Greatest hits album by Keith Urban
- Released: 11 May 2012
- Genre: Country
- Length: 80:50
- Labels: Capitol Nashville; EMI Australia;
- Producers: Keith Urban; Dann Huff;

Keith Urban chronology
| Get Closer (2010) | The Story So Far (2012) | Fuse (2013) |

= The Story So Far (Keith Urban album) =

The Story So Far is a greatest hits album released by Keith Urban in Australia in May 2012.

== Background ==
In October 2011, Keith Urban was announced as being a judge on the Australian version of The Voice.
The series commenced in April 2012 and, to coincide with this, an Australian and New Zealand only greatest hits compilation titled The Story So Far was released. It features 19 tracks from the Grammy Award and ARIA Award winning artist's albums Get Closer, Defying Gravity, Love, Pain & the Whole Crazy Thing, Be Here and Golden Road.

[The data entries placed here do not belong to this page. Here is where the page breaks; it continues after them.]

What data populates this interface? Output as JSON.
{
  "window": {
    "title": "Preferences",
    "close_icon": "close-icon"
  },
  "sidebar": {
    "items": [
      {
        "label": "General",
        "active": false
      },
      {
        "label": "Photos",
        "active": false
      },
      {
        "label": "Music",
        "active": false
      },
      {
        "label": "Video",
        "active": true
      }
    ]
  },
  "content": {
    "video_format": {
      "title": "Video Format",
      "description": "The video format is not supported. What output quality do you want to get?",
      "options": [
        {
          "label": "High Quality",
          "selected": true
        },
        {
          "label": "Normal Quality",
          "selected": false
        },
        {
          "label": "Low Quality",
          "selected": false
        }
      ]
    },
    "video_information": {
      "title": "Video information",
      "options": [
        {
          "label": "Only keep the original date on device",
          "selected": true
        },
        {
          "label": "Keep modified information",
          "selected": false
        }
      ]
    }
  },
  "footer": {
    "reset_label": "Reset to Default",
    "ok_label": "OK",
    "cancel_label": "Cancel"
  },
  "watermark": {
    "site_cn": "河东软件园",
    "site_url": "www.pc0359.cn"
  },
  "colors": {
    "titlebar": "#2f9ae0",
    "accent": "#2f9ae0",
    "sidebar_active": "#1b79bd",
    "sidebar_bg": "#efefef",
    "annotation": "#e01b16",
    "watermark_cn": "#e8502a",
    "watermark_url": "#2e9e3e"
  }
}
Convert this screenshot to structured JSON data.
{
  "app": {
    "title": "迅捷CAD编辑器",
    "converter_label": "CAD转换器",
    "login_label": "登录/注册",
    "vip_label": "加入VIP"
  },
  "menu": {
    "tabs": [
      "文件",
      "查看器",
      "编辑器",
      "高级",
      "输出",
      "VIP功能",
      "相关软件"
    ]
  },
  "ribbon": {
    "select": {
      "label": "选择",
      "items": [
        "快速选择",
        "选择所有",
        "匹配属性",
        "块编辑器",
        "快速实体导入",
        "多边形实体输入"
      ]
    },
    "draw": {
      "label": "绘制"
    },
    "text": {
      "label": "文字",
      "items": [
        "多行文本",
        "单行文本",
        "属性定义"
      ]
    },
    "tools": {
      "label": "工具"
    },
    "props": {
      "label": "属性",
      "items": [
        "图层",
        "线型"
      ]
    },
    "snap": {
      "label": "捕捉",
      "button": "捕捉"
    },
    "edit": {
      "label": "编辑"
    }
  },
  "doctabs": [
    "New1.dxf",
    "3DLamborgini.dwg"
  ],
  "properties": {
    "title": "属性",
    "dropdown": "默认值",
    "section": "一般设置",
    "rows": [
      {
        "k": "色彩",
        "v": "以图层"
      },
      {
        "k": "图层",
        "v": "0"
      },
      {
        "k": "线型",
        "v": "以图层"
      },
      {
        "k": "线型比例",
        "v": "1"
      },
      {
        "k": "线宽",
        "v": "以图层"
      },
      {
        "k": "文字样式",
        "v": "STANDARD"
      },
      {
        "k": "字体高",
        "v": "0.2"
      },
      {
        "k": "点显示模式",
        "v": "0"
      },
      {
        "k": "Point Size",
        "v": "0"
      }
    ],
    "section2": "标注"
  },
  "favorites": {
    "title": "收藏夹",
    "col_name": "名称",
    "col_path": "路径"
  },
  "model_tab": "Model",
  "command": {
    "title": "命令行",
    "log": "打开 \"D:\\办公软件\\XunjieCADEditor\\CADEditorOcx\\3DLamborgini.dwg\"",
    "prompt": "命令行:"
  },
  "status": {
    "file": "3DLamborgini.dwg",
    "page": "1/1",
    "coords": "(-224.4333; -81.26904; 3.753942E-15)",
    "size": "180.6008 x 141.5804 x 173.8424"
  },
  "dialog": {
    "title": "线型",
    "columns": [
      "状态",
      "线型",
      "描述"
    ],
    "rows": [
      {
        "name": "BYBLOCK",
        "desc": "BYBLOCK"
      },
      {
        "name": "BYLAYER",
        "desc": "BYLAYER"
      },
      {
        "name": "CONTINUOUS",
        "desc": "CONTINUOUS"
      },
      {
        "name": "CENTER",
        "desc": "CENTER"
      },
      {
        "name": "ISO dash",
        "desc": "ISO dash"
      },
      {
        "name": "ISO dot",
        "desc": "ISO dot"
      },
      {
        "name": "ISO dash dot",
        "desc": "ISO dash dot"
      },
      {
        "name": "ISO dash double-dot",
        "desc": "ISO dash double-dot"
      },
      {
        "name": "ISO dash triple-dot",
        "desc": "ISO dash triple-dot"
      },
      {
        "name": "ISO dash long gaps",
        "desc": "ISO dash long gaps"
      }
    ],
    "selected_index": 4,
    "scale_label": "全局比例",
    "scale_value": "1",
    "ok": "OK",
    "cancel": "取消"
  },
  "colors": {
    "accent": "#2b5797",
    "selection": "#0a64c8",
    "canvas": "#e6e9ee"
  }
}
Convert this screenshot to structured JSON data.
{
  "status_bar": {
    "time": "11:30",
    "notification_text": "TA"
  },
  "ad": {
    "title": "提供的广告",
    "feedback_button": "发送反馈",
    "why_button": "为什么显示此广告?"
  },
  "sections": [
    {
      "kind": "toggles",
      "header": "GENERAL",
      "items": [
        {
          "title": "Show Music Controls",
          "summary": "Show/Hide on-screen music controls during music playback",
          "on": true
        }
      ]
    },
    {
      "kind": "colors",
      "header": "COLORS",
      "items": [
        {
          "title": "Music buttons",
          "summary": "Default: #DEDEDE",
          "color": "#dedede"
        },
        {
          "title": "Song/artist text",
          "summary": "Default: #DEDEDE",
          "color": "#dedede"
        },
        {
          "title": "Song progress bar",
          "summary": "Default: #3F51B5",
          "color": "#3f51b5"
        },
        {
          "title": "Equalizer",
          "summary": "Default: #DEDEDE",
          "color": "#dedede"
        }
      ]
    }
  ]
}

It was released on 11 May 2012 and debuted at number one on the ARIA Charts and was the nineteenth biggest-selling album in Australia in 2012.

== Track listing ==
The Story So Far has 19 tracks.

| No. | Title | Writer(s) | Length |
|---|---|---|---|
| 1. | "Kiss a Girl" | Monty Powell; Keith Urban; | 3:47 |
| 2. | "Long Hot Summer" | Richard Marx; Urban; | 4:33 |
| 3. | "Somebody Like You" (radio remix) | John Shanks; Urban; | 3:50 |
| 4. | "Making Memories of Us" (radio single edit) | Rodney Crowell | 3:55 |
| 5. | "Days Go By" | Powell; Urban; | 3:48 |
| 6. | "Put You in a Song" | Sarah Buxton; Jedd Hughes; Urban; | 3:40 |
| 7. | "Without You" | Dave Pahanish; Joe West; | 3:56 |
| 8. | "You Look Good in My Shirt" | Tony Martin; Mark Nesler; Tom Shapiro; | 3:47 |
| 9. | "Stupid Boy" | Dave Berg; Deanna Bryant; Buxton; | 6:21 |
| 10. | "Once in a Lifetime" (radio edit) | Shanks; Urban; | 4:11 |
| 11. | "Sweet Thing" | Powell; Urban; | 3:50 |
| 12. | "You'll Think of Me" (single edit) | Darrell Brown; Dennis Matkosky; Ty Lacy; | 3:51 |
| 13. | "I Told You So" (single edit) | Urban | 4:02 |
| 14. | "Only You Can Love Me This Way" | Steve McEwan; John Reid; | 4:08 |
| 15. | "You're My Better Half" (single edit) | Shanks; Urban; | 4:12 |
| 16. | "Tonight I Wanna Cry" | Powell; Urban; | 4:19 |
| 17. | "For You" | Powell; Urban; | 4:49 |
| 18. | "Raining on Sunday" (single edit) | Brown; Radney Foster; | 3:54 |
| 19. | "Better Life" | Marx; Urban; | 4:44 |
| Total length: |  |  | 80:50 |

==Charts==
===Weekly charts===

| Chart (2012–14) | Peak position |
|---|---|
| Australian Albums (ARIA) | 1 |
| New Zealand Albums (RMNZ) | 26 |

===Year-end charts===

| Chart (2012) | Position |
|---|---|
| Australian Albums Chart | 19 |
| Chart (2013) | Position |
| Australian Albums Chart | 74 |
| Chart (2014) | Position |
| Australian Albums Chart | 94 |

===Decade-end charts===

| Chart (2010–2019) | Position |
|---|---|
| Australian Albums (ARIA) | 57 |
| Australian Artist Albums (ARIA) | 8 |

== Certifications ==

| Region | Certification | Certified units/sales |
| Australia (ARIA) | 3× Platinum | 210,000^{‡} |
^{‡} Sales+streaming figures based on certification alone.